The Ego

Egos are not popular.  Right?  In present culture, two possible fates await the ego.  In the rational behavioural and neuroscience arena the ego is denied as a reality.  The ego does not exist because, so they say, we are our neural pathways.  In the spiritual traditions where the ego is recognised it is horribly vilified.   At best the ego is to be transcended; at worst cast into our shadow.  

I view this as treachery, resulting in the terrible symptoms of criticalness, prejudice and blaming, the casting out of our demons onto others.  The root cause is our own splitting and non-acceptance of the core of our being.  And that is what the ego is.  It is the core part of ourselves that carries our true spiritual essence.  We split if off in shame, can’t tolerate it, like a naughty child.   

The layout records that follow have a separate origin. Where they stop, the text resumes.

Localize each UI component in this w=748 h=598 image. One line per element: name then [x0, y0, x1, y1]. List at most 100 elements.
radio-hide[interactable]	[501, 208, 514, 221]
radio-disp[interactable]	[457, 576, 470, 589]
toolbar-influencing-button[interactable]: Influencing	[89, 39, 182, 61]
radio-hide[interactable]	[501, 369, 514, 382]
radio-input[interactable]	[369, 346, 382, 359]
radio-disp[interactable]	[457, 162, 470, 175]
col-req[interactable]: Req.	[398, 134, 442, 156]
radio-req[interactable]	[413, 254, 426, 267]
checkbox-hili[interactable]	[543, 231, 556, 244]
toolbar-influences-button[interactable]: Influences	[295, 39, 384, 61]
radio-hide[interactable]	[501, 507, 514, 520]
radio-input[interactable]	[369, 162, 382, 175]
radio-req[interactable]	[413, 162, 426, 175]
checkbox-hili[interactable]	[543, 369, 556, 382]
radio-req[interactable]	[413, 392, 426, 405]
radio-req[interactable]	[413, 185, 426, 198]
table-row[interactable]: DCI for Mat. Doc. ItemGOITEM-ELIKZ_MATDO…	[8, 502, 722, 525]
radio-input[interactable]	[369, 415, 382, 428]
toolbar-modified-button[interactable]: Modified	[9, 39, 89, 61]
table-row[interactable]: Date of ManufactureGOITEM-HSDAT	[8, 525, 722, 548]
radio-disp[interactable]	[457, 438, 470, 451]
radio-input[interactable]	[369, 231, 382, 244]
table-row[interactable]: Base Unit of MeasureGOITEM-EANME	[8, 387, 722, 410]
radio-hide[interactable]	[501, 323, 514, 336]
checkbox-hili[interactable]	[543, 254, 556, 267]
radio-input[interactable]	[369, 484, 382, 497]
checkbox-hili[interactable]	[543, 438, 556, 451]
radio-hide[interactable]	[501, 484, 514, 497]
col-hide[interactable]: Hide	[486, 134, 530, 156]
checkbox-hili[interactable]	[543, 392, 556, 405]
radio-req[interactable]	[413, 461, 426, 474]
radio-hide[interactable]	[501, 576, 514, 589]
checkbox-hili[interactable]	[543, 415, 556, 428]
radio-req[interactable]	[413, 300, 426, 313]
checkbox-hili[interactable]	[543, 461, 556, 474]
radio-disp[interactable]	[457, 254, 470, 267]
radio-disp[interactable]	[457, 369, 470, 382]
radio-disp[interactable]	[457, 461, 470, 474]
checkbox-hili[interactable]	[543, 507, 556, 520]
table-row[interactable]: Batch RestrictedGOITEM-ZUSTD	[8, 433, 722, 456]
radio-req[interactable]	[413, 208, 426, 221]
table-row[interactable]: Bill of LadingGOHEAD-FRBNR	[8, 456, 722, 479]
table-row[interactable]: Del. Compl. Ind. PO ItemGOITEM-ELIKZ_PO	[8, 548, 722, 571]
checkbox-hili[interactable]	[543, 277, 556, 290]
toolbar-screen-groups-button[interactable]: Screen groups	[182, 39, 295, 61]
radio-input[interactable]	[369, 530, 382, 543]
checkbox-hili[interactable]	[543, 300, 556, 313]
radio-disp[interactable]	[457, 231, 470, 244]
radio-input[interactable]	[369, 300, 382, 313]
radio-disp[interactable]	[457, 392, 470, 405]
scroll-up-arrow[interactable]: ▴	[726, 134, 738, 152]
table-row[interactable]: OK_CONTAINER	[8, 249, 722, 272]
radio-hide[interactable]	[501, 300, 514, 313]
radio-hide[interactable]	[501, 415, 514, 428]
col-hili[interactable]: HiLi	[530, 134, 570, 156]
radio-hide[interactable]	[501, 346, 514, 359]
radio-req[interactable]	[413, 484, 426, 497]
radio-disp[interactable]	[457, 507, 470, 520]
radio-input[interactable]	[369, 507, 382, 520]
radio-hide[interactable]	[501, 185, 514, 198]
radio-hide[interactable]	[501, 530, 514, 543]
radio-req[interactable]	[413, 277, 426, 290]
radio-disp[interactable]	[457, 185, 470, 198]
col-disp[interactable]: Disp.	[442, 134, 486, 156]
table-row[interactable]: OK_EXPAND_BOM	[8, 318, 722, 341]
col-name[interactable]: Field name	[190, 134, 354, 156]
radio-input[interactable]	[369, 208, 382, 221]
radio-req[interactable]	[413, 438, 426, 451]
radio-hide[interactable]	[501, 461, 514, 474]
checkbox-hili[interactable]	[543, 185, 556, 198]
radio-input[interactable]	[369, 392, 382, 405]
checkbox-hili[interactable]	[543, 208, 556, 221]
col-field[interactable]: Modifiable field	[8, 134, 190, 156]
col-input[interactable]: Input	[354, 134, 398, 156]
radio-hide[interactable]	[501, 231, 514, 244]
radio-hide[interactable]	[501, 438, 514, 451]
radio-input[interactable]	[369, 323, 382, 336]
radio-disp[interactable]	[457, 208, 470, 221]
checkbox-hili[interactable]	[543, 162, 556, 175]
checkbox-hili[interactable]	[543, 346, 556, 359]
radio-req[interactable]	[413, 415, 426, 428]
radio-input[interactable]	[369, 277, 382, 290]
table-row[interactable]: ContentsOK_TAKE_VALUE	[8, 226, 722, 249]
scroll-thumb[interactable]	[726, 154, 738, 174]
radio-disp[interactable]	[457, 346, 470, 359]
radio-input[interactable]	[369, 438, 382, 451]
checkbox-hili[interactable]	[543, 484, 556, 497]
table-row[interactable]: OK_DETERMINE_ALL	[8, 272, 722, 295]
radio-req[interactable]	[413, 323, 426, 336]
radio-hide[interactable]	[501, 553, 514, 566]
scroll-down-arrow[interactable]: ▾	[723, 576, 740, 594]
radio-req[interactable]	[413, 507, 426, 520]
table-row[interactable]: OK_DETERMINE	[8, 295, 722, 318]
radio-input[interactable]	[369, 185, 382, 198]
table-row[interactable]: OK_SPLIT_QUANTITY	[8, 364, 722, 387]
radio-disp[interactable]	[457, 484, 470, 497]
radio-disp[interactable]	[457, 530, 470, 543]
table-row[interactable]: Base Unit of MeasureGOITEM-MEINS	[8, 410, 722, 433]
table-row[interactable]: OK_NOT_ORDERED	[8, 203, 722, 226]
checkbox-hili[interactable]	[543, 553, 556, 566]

I hold that the human ego is to be celebrated as the part of us that makes us truly human.  How so?    The ego is the newest part of our organism that carries self-consciousness (Steiner). It is still evolving.  It is fragile and vulnerable.  It is a child.  And yes, our egos are sometimes naughty, greedy, selfish, willful.  Sure, we know the ego that clings to possessions, boasts outrageously or protests “what about me!”  That’s what children do.  And how do we know this exactly you might ask?  If that’s what we are, how can we recognise it and name it from this detached position?  We know it because the ego is that and more than that.  It penetrates our sentient bodily nature and sinks down into our psyche and emotional needs.  Yet, as the core of our evolving self-consciousness the ego reaches into the substance of the divine, the ocean of pure spirit of which we are each a pure, shining drop.    

Through personal development and evolution, we can nurture the young ego, bring it up well, help it to detach from it’s parents, the body and the psyche and soar higher into divine love.  By denigrating our egos we are turning our back on our greatest responsibility.  We deny ourselves the purpose of life:  to evolve love and compassion.  If we nurture and parent our young egos with compassion and love we grow the capacity for gradually setting our egos free.  Thereby we expand our love and compassion ever more outward to increasingly embrace our fellow travellers, animal and human, and our trusty voyager our planet earth.